Job Failure Detection
A job will enter the Failed state when it has accumulated the maximum number of errors that are permitted. Once in the failed state, the job will no longer be picked up by slaves for rendering without manual intervention. Because of this, job failure detection can help ensure that problematic jobs are flagged appropriately and therefore won't waste precious rendering time. In the Repository Options, you can setup failure settings for an entire job, or for individual tasks.
If you've resolved the problem that was causing the job to fail, you can right-click on it in the Monitor and select Resume Failed Job. You will be prompted with the option to ignore failed job and task detection going forward.
If you choose not to ignore failure detection, make sure to clear the job's errors, or a new error will result in the job failing again because its error limit is still over the maximum. To clear a job's errors, right-click on it and select Job Reports -> Clear Error Reports.
Slave Failure Detection
Slave failure detection works a little differently than job failure detection. Basically, if a particular slave reports consecutive errors for a job, it will add itself to the job's bad slave list.

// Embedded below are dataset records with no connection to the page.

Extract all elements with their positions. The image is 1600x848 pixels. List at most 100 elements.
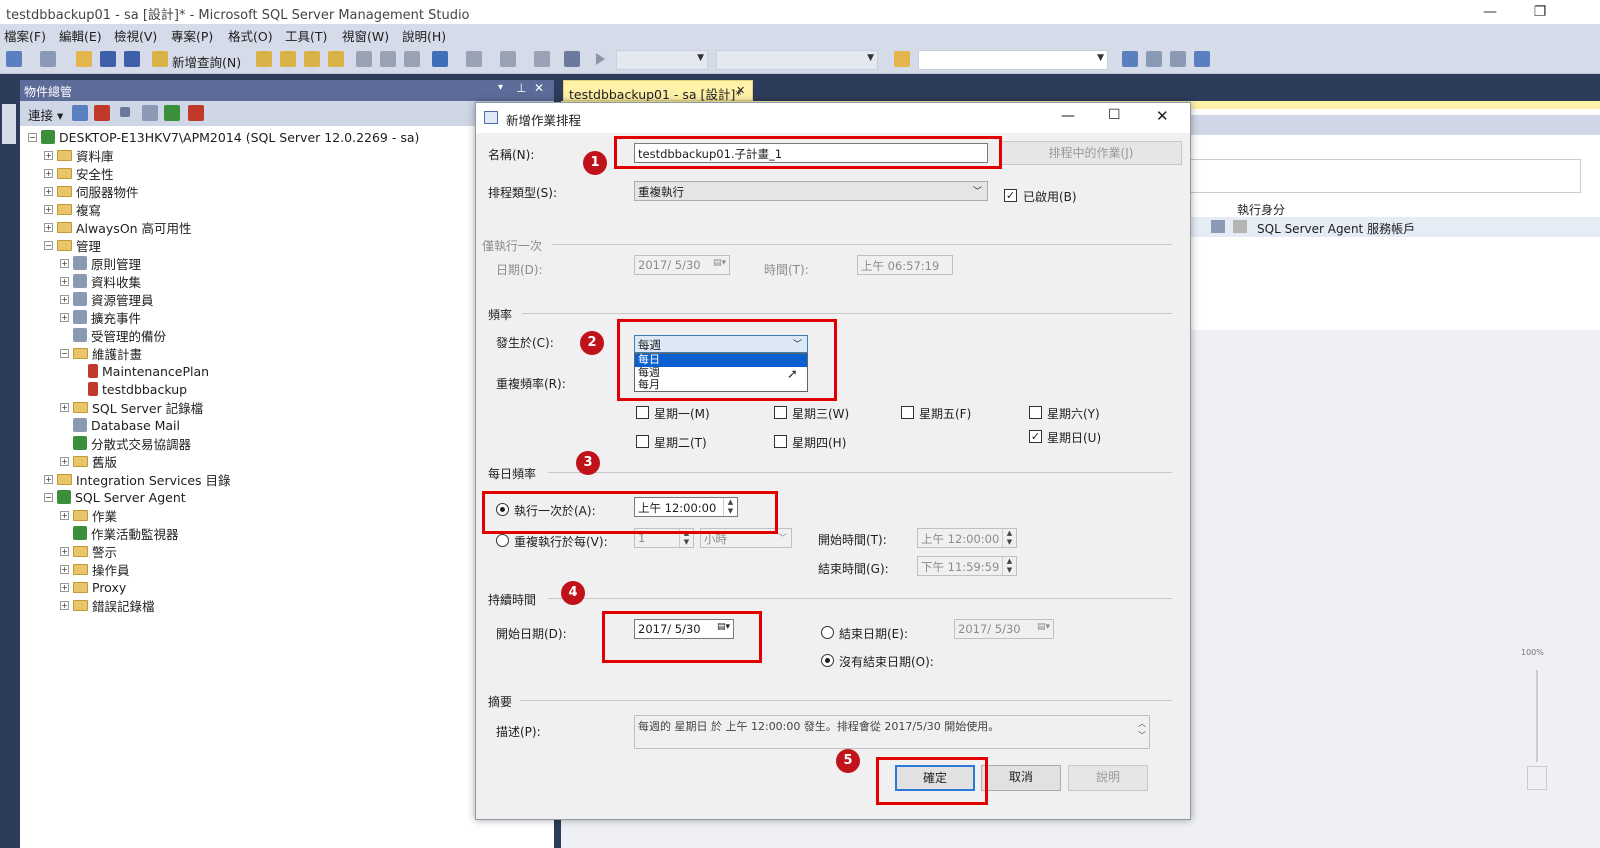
menu-help[interactable]: 說明(H)	[400, 26, 448, 45]
grid-row[interactable]: SQL Server Agent 服務帳戶	[1181, 217, 1600, 237]
cut-icon[interactable]	[356, 51, 372, 67]
end-date-picker[interactable]: 2017/ 5/30 ▤▾	[954, 619, 1054, 639]
toolbox-strip[interactable]	[0, 74, 20, 848]
dialog-maximize-button[interactable]: ☐	[1108, 107, 1121, 123]
toolbox-icon[interactable]	[1194, 51, 1210, 67]
saturday-checkbox[interactable]	[1029, 406, 1042, 419]
restore-button[interactable]: ❐	[1520, 2, 1560, 22]
tree-integration-services[interactable]: + Integration Services 目錄	[44, 470, 231, 488]
cancel-button[interactable]: 取消	[981, 765, 1061, 791]
connect-icon[interactable]	[72, 105, 88, 121]
document-tab[interactable]: testdbbackup01 - sa [設計]* ✕	[563, 80, 753, 102]
zoom-slider[interactable]	[1536, 670, 1538, 762]
xmla-query-icon[interactable]	[328, 51, 344, 67]
tree-management[interactable]: − 管理	[44, 236, 101, 254]
tree-extended-events[interactable]: + 擴充事件	[60, 308, 141, 326]
description-textbox[interactable]: 每週的 星期日 於 上午 12:00:00 發生。排程會從 2017/5/30 …	[634, 715, 1150, 749]
thursday-checkbox[interactable]	[774, 435, 787, 448]
tree-testdbbackup[interactable]: testdbbackup	[88, 380, 187, 398]
sunday-checkbox[interactable]: ✓	[1029, 430, 1042, 443]
tree-error-logs[interactable]: + 錯誤記錄檔	[60, 596, 155, 614]
tree-server-objects[interactable]: + 伺服器物件	[44, 182, 139, 200]
filter-icon[interactable]	[142, 105, 158, 121]
navigate-forward-icon[interactable]	[534, 51, 550, 67]
execute-icon[interactable]	[596, 53, 605, 65]
start-time-input[interactable]: 上午 12:00:00 ▲ ▼	[917, 528, 1017, 548]
undo-icon[interactable]	[432, 51, 448, 67]
friday-checkbox[interactable]	[901, 406, 914, 419]
tree-legacy[interactable]: + 舊版	[60, 452, 117, 470]
new-query-button[interactable]: 新增查詢(N)	[172, 52, 241, 71]
tree-databases[interactable]: + 資料庫	[44, 146, 114, 164]
tree-sql-agent[interactable]: − SQL Server Agent	[44, 488, 186, 506]
tree-database-mail[interactable]: Database Mail	[73, 416, 180, 434]
add-item-icon[interactable]	[40, 51, 56, 67]
tree-alerts[interactable]: + 警示	[60, 542, 117, 560]
tab-close-icon[interactable]: ✕	[736, 84, 745, 97]
one-time-time-input[interactable]: 上午 06:57:19	[857, 255, 953, 275]
tree-operators[interactable]: + 操作員	[60, 560, 130, 578]
find-in-files-icon[interactable]	[894, 51, 910, 67]
one-time-date-picker[interactable]: 2017/ 5/30 ▤▾	[634, 255, 730, 275]
solution-config-combo[interactable]: ▼	[616, 50, 708, 70]
activity-monitor-icon[interactable]	[188, 105, 204, 121]
navigate-back-icon[interactable]	[500, 51, 516, 67]
report-icon[interactable]	[564, 51, 580, 67]
tree-dtc[interactable]: 分散式交易協調器	[73, 434, 191, 452]
paste-icon[interactable]	[404, 51, 420, 67]
menu-view[interactable]: 檢視(V)	[112, 26, 159, 45]
menu-window[interactable]: 視窗(W)	[340, 26, 391, 45]
minimize-button[interactable]: —	[1470, 2, 1510, 22]
refresh-icon[interactable]	[164, 105, 180, 121]
copy-icon[interactable]	[380, 51, 396, 67]
dialog-minimize-button[interactable]: —	[1061, 108, 1075, 124]
connect-button[interactable]: 連接 ▾	[28, 105, 63, 124]
designer-textbox[interactable]	[1181, 159, 1581, 193]
grid-remove-icon[interactable]	[1233, 220, 1247, 233]
tree-maintenance-plans[interactable]: − 維護計畫	[60, 344, 142, 362]
tree-jobs[interactable]: + 作業	[60, 506, 117, 524]
tree-resource-governor[interactable]: + 資源管理員	[60, 290, 154, 308]
tree-managed-backup[interactable]: 受管理的備份	[73, 326, 166, 344]
schedule-type-select[interactable]: 重複執行 ﹀	[634, 181, 988, 201]
dialog-close-button[interactable]: ✕	[1156, 107, 1169, 125]
disconnect-icon[interactable]	[94, 105, 110, 121]
tree-policy-management[interactable]: + 原則管理	[60, 254, 141, 272]
help-button[interactable]: 說明	[1068, 765, 1148, 791]
end-time-input[interactable]: 下午 11:59:59 ▲ ▼	[917, 556, 1017, 576]
tree-alwayson[interactable]: + AlwaysOn 高可用性	[44, 218, 192, 236]
properties-icon[interactable]	[1170, 51, 1186, 67]
platform-combo[interactable]: ▼	[716, 50, 878, 70]
dmx-query-icon[interactable]	[304, 51, 320, 67]
tree-sql-logs[interactable]: + SQL Server 記錄檔	[60, 398, 203, 416]
new-query-icon[interactable]	[152, 51, 168, 67]
find-combo[interactable]: ▼	[918, 50, 1108, 70]
menu-file[interactable]: 檔案(F)	[2, 26, 48, 45]
save-icon[interactable]	[100, 51, 116, 67]
save-all-icon[interactable]	[124, 51, 140, 67]
tree-security[interactable]: + 安全性	[44, 164, 114, 182]
db-query-icon[interactable]	[256, 51, 272, 67]
menu-edit[interactable]: 編輯(E)	[57, 26, 104, 45]
jobs-in-schedule-button[interactable]: 排程中的作業(J)	[1000, 141, 1182, 165]
no-end-date-radio[interactable]	[821, 654, 834, 667]
tree-job-activity-monitor[interactable]: 作業活動監視器	[73, 524, 179, 542]
enabled-checkbox[interactable]: ✓	[1004, 189, 1017, 202]
tree-maintenanceplan[interactable]: MaintenancePlan	[88, 362, 209, 380]
object-explorer-icon[interactable]	[1122, 51, 1138, 67]
tree-server[interactable]: − DESKTOP-E13HKV7\APM2014 (SQL Server 12.…	[28, 128, 419, 146]
redo-icon[interactable]	[466, 51, 482, 67]
monday-checkbox[interactable]	[636, 406, 649, 419]
panel-close-icon[interactable]: ✕	[534, 81, 544, 95]
stop-icon[interactable]	[120, 107, 130, 117]
panel-dropdown-icon[interactable]: ▾	[498, 82, 503, 93]
mdx-query-icon[interactable]	[280, 51, 296, 67]
pin-icon[interactable]: ⊥	[516, 81, 526, 95]
menu-format[interactable]: 格式(O)	[226, 26, 275, 45]
occurs-every-radio[interactable]	[496, 534, 509, 547]
tree-replication[interactable]: + 複寫	[44, 200, 101, 218]
wednesday-checkbox[interactable]	[774, 406, 787, 419]
tuesday-checkbox[interactable]	[636, 435, 649, 448]
open-icon[interactable]	[76, 51, 92, 67]
tree-data-collection[interactable]: + 資料收集	[60, 272, 141, 290]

When a slave is on a job's bad list, it won't try to render that job again until all good jobs in the queue have finished. This helps ensure that one or two problematic slaves won't continue reporting errors for jobs they likely are unable to render. Once the problem has been resolved, you can remove a slave from a job's bad list by right-clicking on the job in the Monitor and selecting View Bad Slaves. You can also choose to have your job ignore bad slave detection if you wish.